Mi vida no es para nada maldita. Supongo que eso me descalifica como posible poeta maldito. Mi vida es más bien tranquila, feliz. Tengo una vida que podría calificar de bastante feliz. Mis dramas y problemas no son los dramas y problemas de un poeta maldito, pero mis problemas comenzaron por leer a uno.
No sabría decir por qué me gusta leer a los poetas malditos, quizás porque mi vida es tan diferente a la de cualquiera de ellos. Lo cierto del caso es que tenía un pequeño volumen de Una temporada en el infierno y Las Iluminaciones de Rimbaud, y el Presidente lo vio y me preguntó de qué trataba.
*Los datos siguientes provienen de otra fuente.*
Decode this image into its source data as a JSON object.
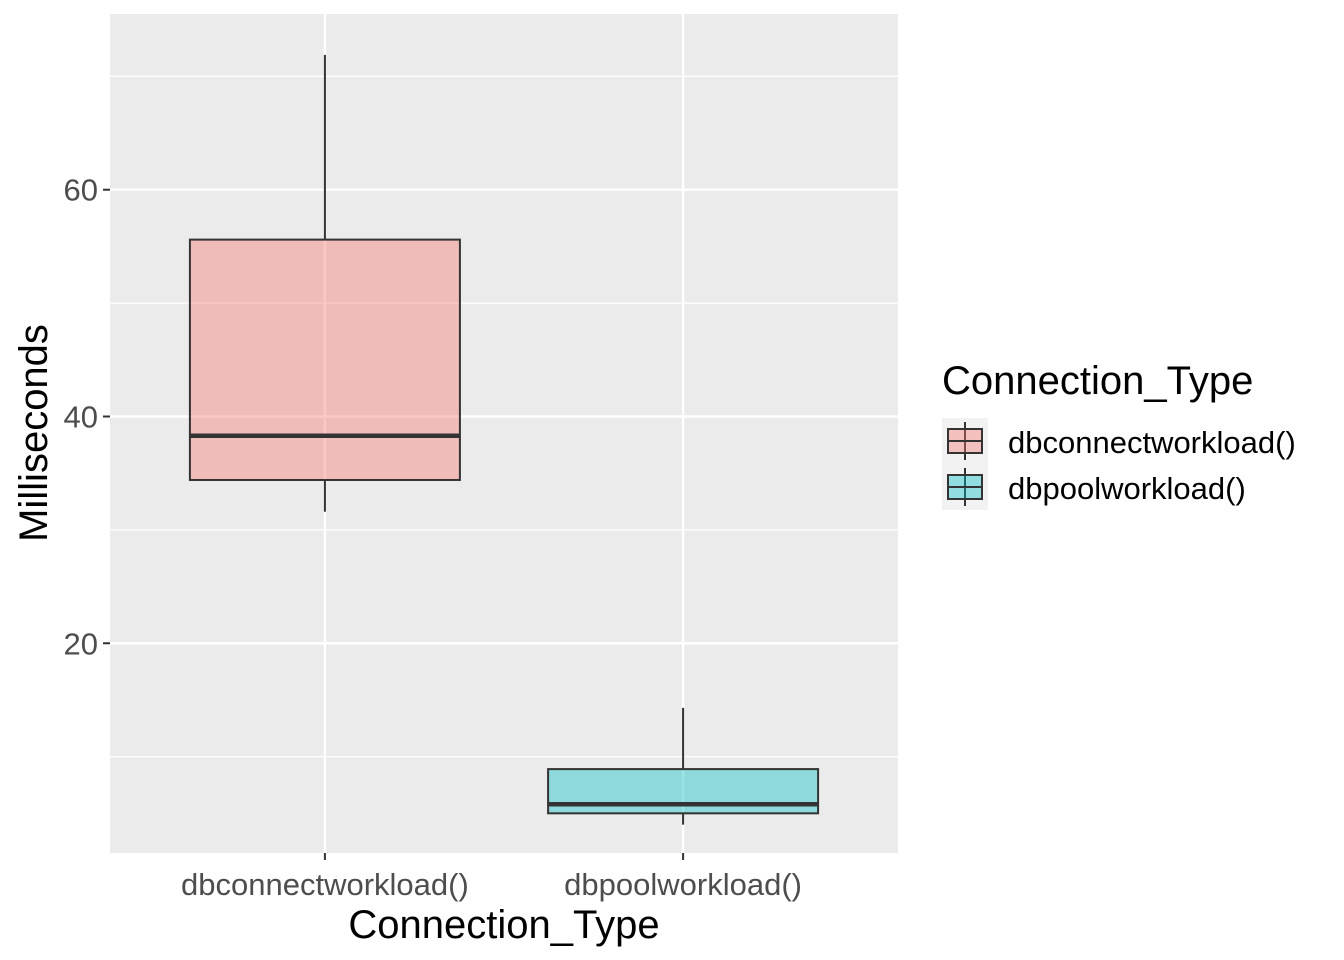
{
  "chart_data": {
    "type": "boxplot",
    "xlabel": "Connection_Type",
    "ylabel": "Milliseconds",
    "categories": [
      "dbconnectworkload()",
      "dbpoolworkload()"
    ],
    "ylim": [
      1.5,
      75.5
    ],
    "yticks": [
      20,
      40,
      60
    ],
    "grid": true,
    "legend": {
      "title": "Connection_Type",
      "position": "right",
      "entries": [
        "dbconnectworkload()",
        "dbpoolworkload()"
      ]
    },
    "boxes": [
      {
        "category": "dbconnectworkload()",
        "whisker_low": 31.6,
        "q1": 34.4,
        "median": 38.3,
        "q3": 55.6,
        "whisker_high": 71.9,
        "color": "#F8766D"
      },
      {
        "category": "dbpoolworkload()",
        "whisker_low": 4.0,
        "q1": 5.0,
        "median": 5.8,
        "q3": 8.9,
        "whisker_high": 14.3,
        "color": "#00BFC4"
      }
    ]
  }
}
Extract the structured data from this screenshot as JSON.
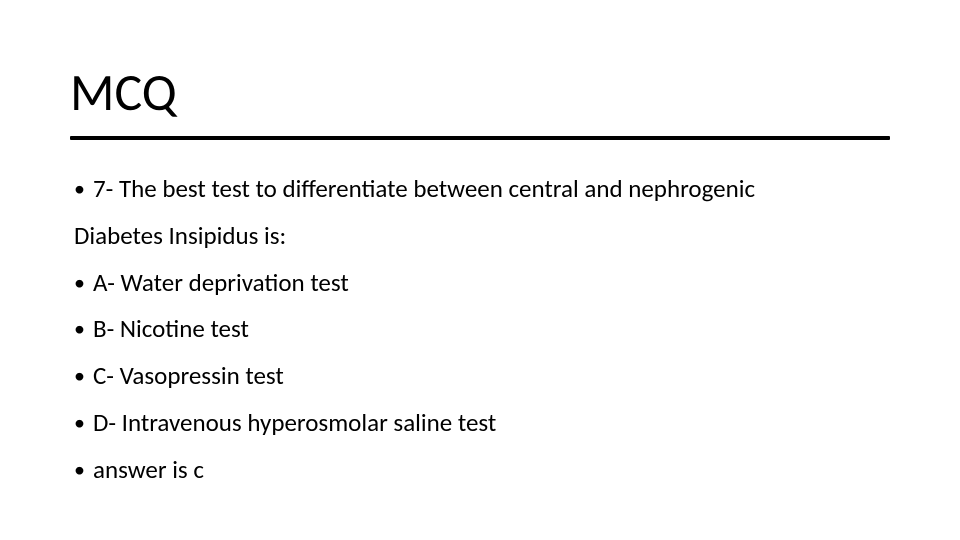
{
  "slide": {
    "title": "MCQ",
    "title_fontsize": 52,
    "title_color": "#000000",
    "underline_color": "#000000",
    "underline_width": 820,
    "underline_height": 4,
    "background_color": "#ffffff",
    "body_fontsize": 25,
    "body_color": "#000000",
    "bullet_char": "•",
    "lines": [
      {
        "bullet": true,
        "text": "7- The best test to differentiate between central and nephrogenic"
      },
      {
        "bullet": false,
        "text": "Diabetes Insipidus is:"
      },
      {
        "bullet": true,
        "text": "A- Water deprivation test"
      },
      {
        "bullet": true,
        "text": "B- Nicotine test"
      },
      {
        "bullet": true,
        "text": "C- Vasopressin test"
      },
      {
        "bullet": true,
        "text": "D- Intravenous hyperosmolar saline test"
      },
      {
        "bullet": true,
        "text": " answer is c"
      }
    ]
  }
}
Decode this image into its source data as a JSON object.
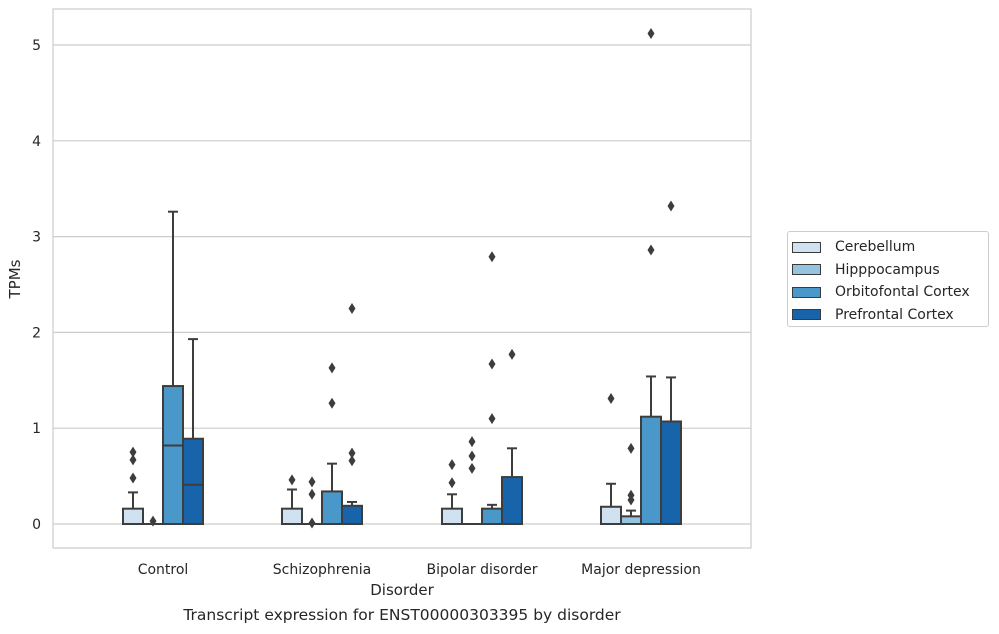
{
  "caption": "Transcript expression for ENST00000303395 by disorder",
  "chart_data": {
    "type": "box",
    "title": "",
    "xlabel": "Disorder",
    "ylabel": "TPMs",
    "ylim": [
      -0.25,
      5.38
    ],
    "yticks": [
      0,
      1,
      2,
      3,
      4,
      5
    ],
    "grid": "horizontal",
    "legend_position": "right",
    "categories": [
      "Control",
      "Schizophrenia",
      "Bipolar disorder",
      "Major depression"
    ],
    "series": [
      {
        "name": "Cerebellum",
        "color": "#d0e1f2",
        "boxes": [
          {
            "q1": 0.0,
            "median": 0.0,
            "q3": 0.16,
            "whisker_low": 0.0,
            "whisker_high": 0.33,
            "outliers": [
              0.75,
              0.67,
              0.48
            ]
          },
          {
            "q1": 0.0,
            "median": 0.0,
            "q3": 0.16,
            "whisker_low": 0.0,
            "whisker_high": 0.36,
            "outliers": [
              0.46
            ]
          },
          {
            "q1": 0.0,
            "median": 0.0,
            "q3": 0.16,
            "whisker_low": 0.0,
            "whisker_high": 0.31,
            "outliers": [
              0.62,
              0.43
            ]
          },
          {
            "q1": 0.0,
            "median": 0.0,
            "q3": 0.18,
            "whisker_low": 0.0,
            "whisker_high": 0.42,
            "outliers": [
              1.31
            ]
          }
        ]
      },
      {
        "name": "Hipppocampus",
        "color": "#94c4df",
        "boxes": [
          {
            "q1": 0.0,
            "median": 0.0,
            "q3": 0.0,
            "whisker_low": 0.0,
            "whisker_high": 0.0,
            "outliers": [
              0.03
            ]
          },
          {
            "q1": 0.0,
            "median": 0.0,
            "q3": 0.0,
            "whisker_low": 0.0,
            "whisker_high": 0.0,
            "outliers": [
              0.44,
              0.31,
              0.01
            ]
          },
          {
            "q1": 0.0,
            "median": 0.0,
            "q3": 0.0,
            "whisker_low": 0.0,
            "whisker_high": 0.0,
            "outliers": [
              0.86,
              0.71,
              0.58
            ]
          },
          {
            "q1": 0.0,
            "median": 0.0,
            "q3": 0.08,
            "whisker_low": 0.0,
            "whisker_high": 0.14,
            "outliers": [
              0.79,
              0.3,
              0.25
            ]
          }
        ]
      },
      {
        "name": "Orbitofontal Cortex",
        "color": "#4a98c9",
        "boxes": [
          {
            "q1": 0.0,
            "median": 0.82,
            "q3": 1.44,
            "whisker_low": 0.0,
            "whisker_high": 3.26,
            "outliers": []
          },
          {
            "q1": 0.0,
            "median": 0.0,
            "q3": 0.34,
            "whisker_low": 0.0,
            "whisker_high": 0.63,
            "outliers": [
              1.63,
              1.26
            ]
          },
          {
            "q1": 0.0,
            "median": 0.0,
            "q3": 0.16,
            "whisker_low": 0.0,
            "whisker_high": 0.2,
            "outliers": [
              2.79,
              1.67,
              1.1
            ]
          },
          {
            "q1": 0.0,
            "median": 0.0,
            "q3": 1.12,
            "whisker_low": 0.0,
            "whisker_high": 1.54,
            "outliers": [
              5.12,
              2.86
            ]
          }
        ]
      },
      {
        "name": "Prefrontal Cortex",
        "color": "#1764ab",
        "boxes": [
          {
            "q1": 0.0,
            "median": 0.41,
            "q3": 0.89,
            "whisker_low": 0.0,
            "whisker_high": 1.93,
            "outliers": []
          },
          {
            "q1": 0.0,
            "median": 0.0,
            "q3": 0.19,
            "whisker_low": 0.0,
            "whisker_high": 0.23,
            "outliers": [
              2.25,
              0.74,
              0.66
            ]
          },
          {
            "q1": 0.0,
            "median": 0.0,
            "q3": 0.49,
            "whisker_low": 0.0,
            "whisker_high": 0.79,
            "outliers": [
              1.77
            ]
          },
          {
            "q1": 0.0,
            "median": 0.0,
            "q3": 1.07,
            "whisker_low": 0.0,
            "whisker_high": 1.53,
            "outliers": [
              3.32
            ]
          }
        ]
      }
    ]
  }
}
Ahí empezó todo, pero antes de hablar de ello creo que debo decir un par de palabras sobre por qué el Presidente fue quien preguntó por el poemario de Rimbaud.
Trabajo para la Presidencia de la República. Aunque todos mis familiares, amigos y conocidos crean que trabajo para el Presidente yo trabajo para la Presidencia de la República, tan es así que trabajo en la Presidencia de la República a pesar de haber firmado solicitando el revocatorio presidencial de 2004, de haber votado por el Sí en el revocatorio, por el No en el referéndum constitucional de 2007 y por el candidato opositor en la elección presidencial de 2006. Me gusta pensar que trabajo en la Presidencia de la República a pesar de mi posición política porque soy bueno en mi trabajo y porque en Venezuela sí existen las instituciones y son más fuertes que las personas, incluso más fuertes que el Presidente más fuerte que ha tenido Venezuela desde mediados del siglo XX. Pero la verdad es que trabajo en la Presidencia de la República porque el sueldo es bueno y porque paso completamente desapercibido. Soy un tipo tan gris que llegados los momentos de revisar las lealtades políticas necesarias para trabajar en una institución tan delicada como la Presidencia de la República nadie se acuerda de mí. ¿Y qué hago en la Presidencia de la República? Monitoreo de medios para el análisis del entorno, un trabajo también completamente gris, leer la prensa, ver televisión, escuchar radio y hacer informes de lo leído, visto y oído, un trabajo que ningún poeta maldito habría aceptado realizar.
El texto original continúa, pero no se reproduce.